Each of the Pooled Fund products has an initial minimum term, during which you do not have a right to withdraw your funds (although Payton has discretion to consider any special requests). Upon satisfaction of the minimum term, redemption requests will be satisfied on the last day of each quarter (31 March, 30 June, 30 September, 31 December), provided a redemption request has been received no less than 30 days prior to the redemption date, and subject at all times to the liquidity of the Pooled Fund. If the request has not been received in time, the redemption will be scheduled for the next redemption date.
Payton has the right to suspend or postpone redemptions in whole or in part if it considers this is in the best interests of investors due to a major financial or property market disruption, similar to the GFC.
Where redemptions are suspended, any redemption amounts payable pursuant to a redemption request will be payable within 90 days of the date the suspension ends, or such other date at Payton reasonably determines.
Although Payton exercises due care and caution with respect to making investments and managing Pooled Fund cash flow, a suspension of redemptions may be used to protect the Fund assets and to ensure the stability of investor distributions and capital.
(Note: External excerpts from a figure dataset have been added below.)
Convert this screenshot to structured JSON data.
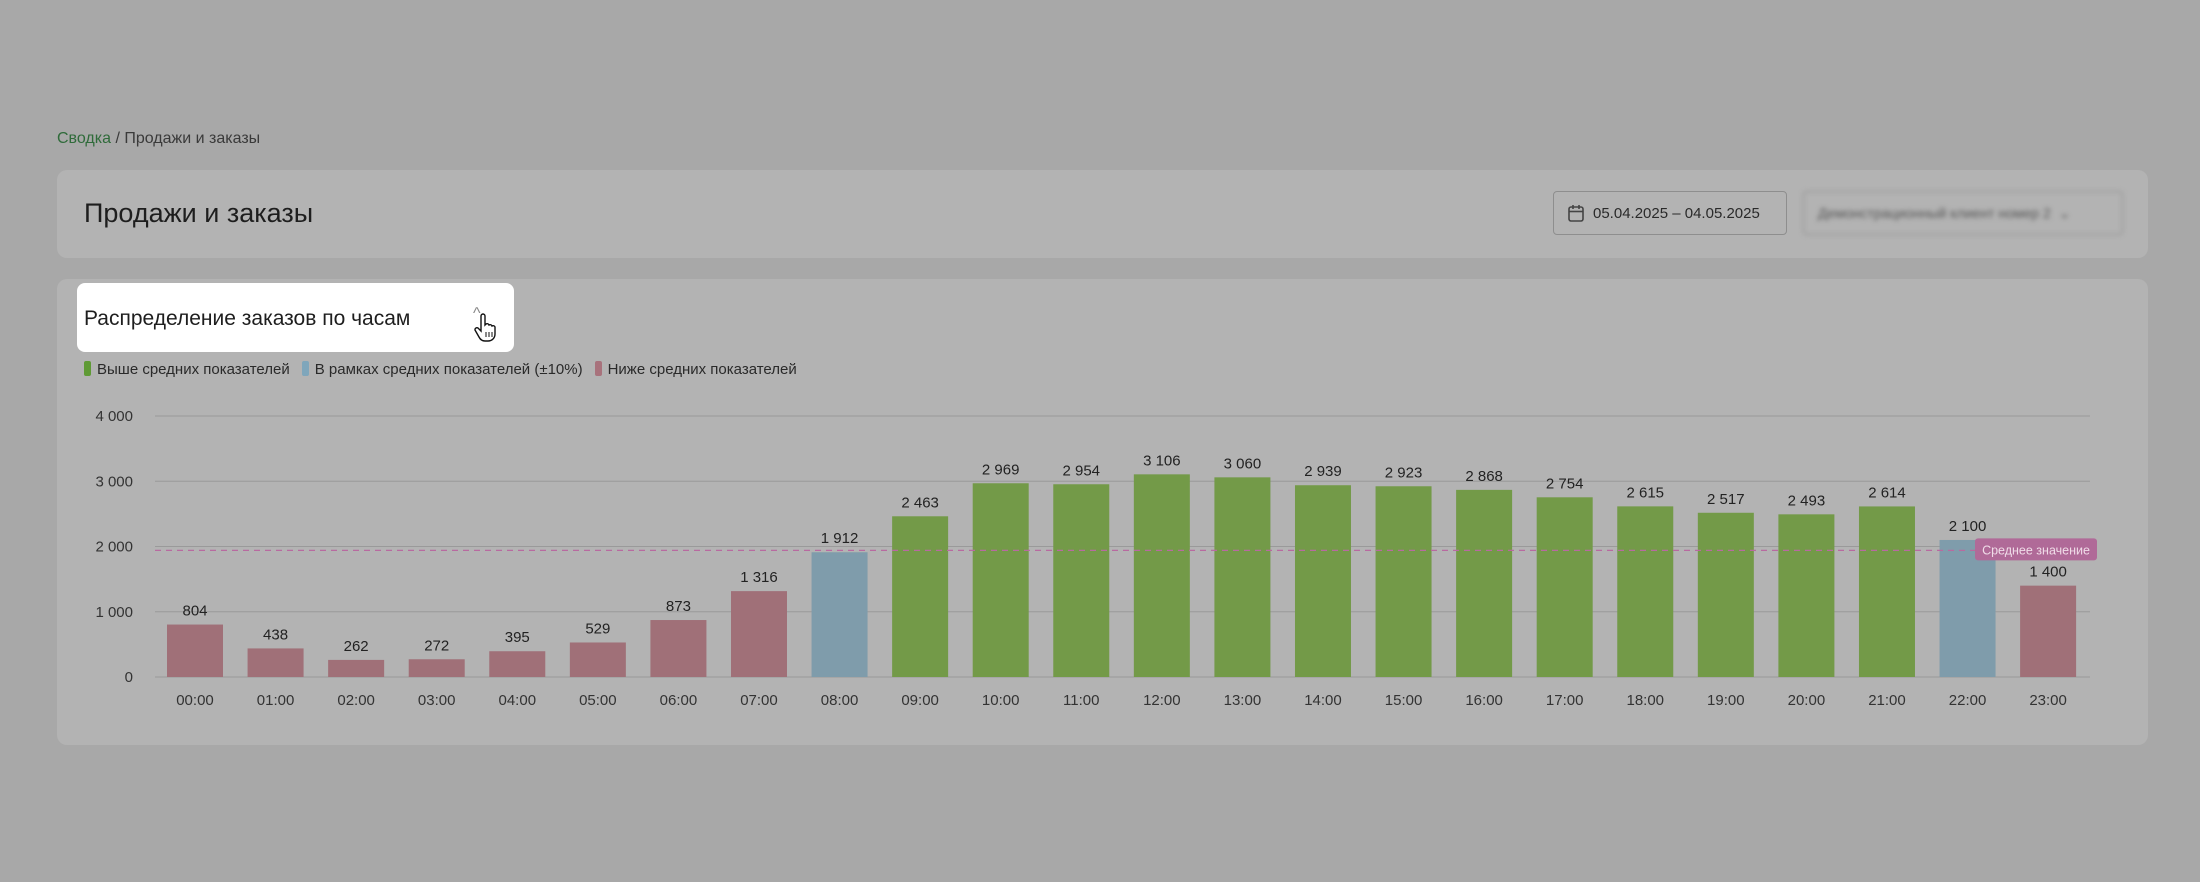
{
  "breadcrumb": {
    "root": "Сводка",
    "separator": " / ",
    "current": "Продажи и заказы"
  },
  "header": {
    "title": "Продажи и заказы",
    "date_range": "05.04.2025 – 04.05.2025",
    "client_select": "Демонстрационный клиент номер 2"
  },
  "card": {
    "title": "Распределение заказов по часам"
  },
  "legend": [
    {
      "label": "Выше средних показателей",
      "color": "#739a48"
    },
    {
      "label": "В рамках средних показателей (±10%)",
      "color": "#7f9cab"
    },
    {
      "label": "Ниже средних показателей",
      "color": "#a07078"
    }
  ],
  "chart_data": {
    "type": "bar",
    "title": "Распределение заказов по часам",
    "categories": [
      "00:00",
      "01:00",
      "02:00",
      "03:00",
      "04:00",
      "05:00",
      "06:00",
      "07:00",
      "08:00",
      "09:00",
      "10:00",
      "11:00",
      "12:00",
      "13:00",
      "14:00",
      "15:00",
      "16:00",
      "17:00",
      "18:00",
      "19:00",
      "20:00",
      "21:00",
      "22:00",
      "23:00"
    ],
    "values": [
      804,
      438,
      262,
      272,
      395,
      529,
      873,
      1316,
      1912,
      2463,
      2969,
      2954,
      3106,
      3060,
      2939,
      2923,
      2868,
      2754,
      2615,
      2517,
      2493,
      2614,
      2100,
      1400
    ],
    "labels": [
      "804",
      "438",
      "262",
      "272",
      "395",
      "529",
      "873",
      "1 316",
      "1 912",
      "2 463",
      "2 969",
      "2 954",
      "3 106",
      "3 060",
      "2 939",
      "2 923",
      "2 868",
      "2 754",
      "2 615",
      "2 517",
      "2 493",
      "2 614",
      "2 100",
      "1 400"
    ],
    "classes": [
      "below",
      "below",
      "below",
      "below",
      "below",
      "below",
      "below",
      "below",
      "within",
      "above",
      "above",
      "above",
      "above",
      "above",
      "above",
      "above",
      "above",
      "above",
      "above",
      "above",
      "above",
      "above",
      "within",
      "below"
    ],
    "ylim": [
      0,
      4000
    ],
    "yticks": [
      0,
      1000,
      2000,
      3000,
      4000
    ],
    "ytick_labels": [
      "0",
      "1 000",
      "2 000",
      "3 000",
      "4 000"
    ],
    "average": 1940.7,
    "average_label": "Среднее значение",
    "grid": true
  }
}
If a loan goes into default, Payton will work with the borrower to rectify the default as quickly as possible. If the default is not rectified within 30 days (or a work-out plan not agreed), it is referred to solicitors, who begin the recovery process. If the legal notice to pay is not complied with, we will move to sell the security property in order to recover your investment and any other outstanding interest and fees. During this period you will earn a higher “default” rate of interest.
In the unlikely event that Payton is unable to discharge its duties as the Trustee, or in the event it is not exercising its duties appropriately, investors in the Fund may vote to remove and replace Payton as the Trustee. Furthermore, any one investor may seek a court order for the removal and replacement of Payton as the Trustee (pursuant to the Trustee Act 1958 (Vic)).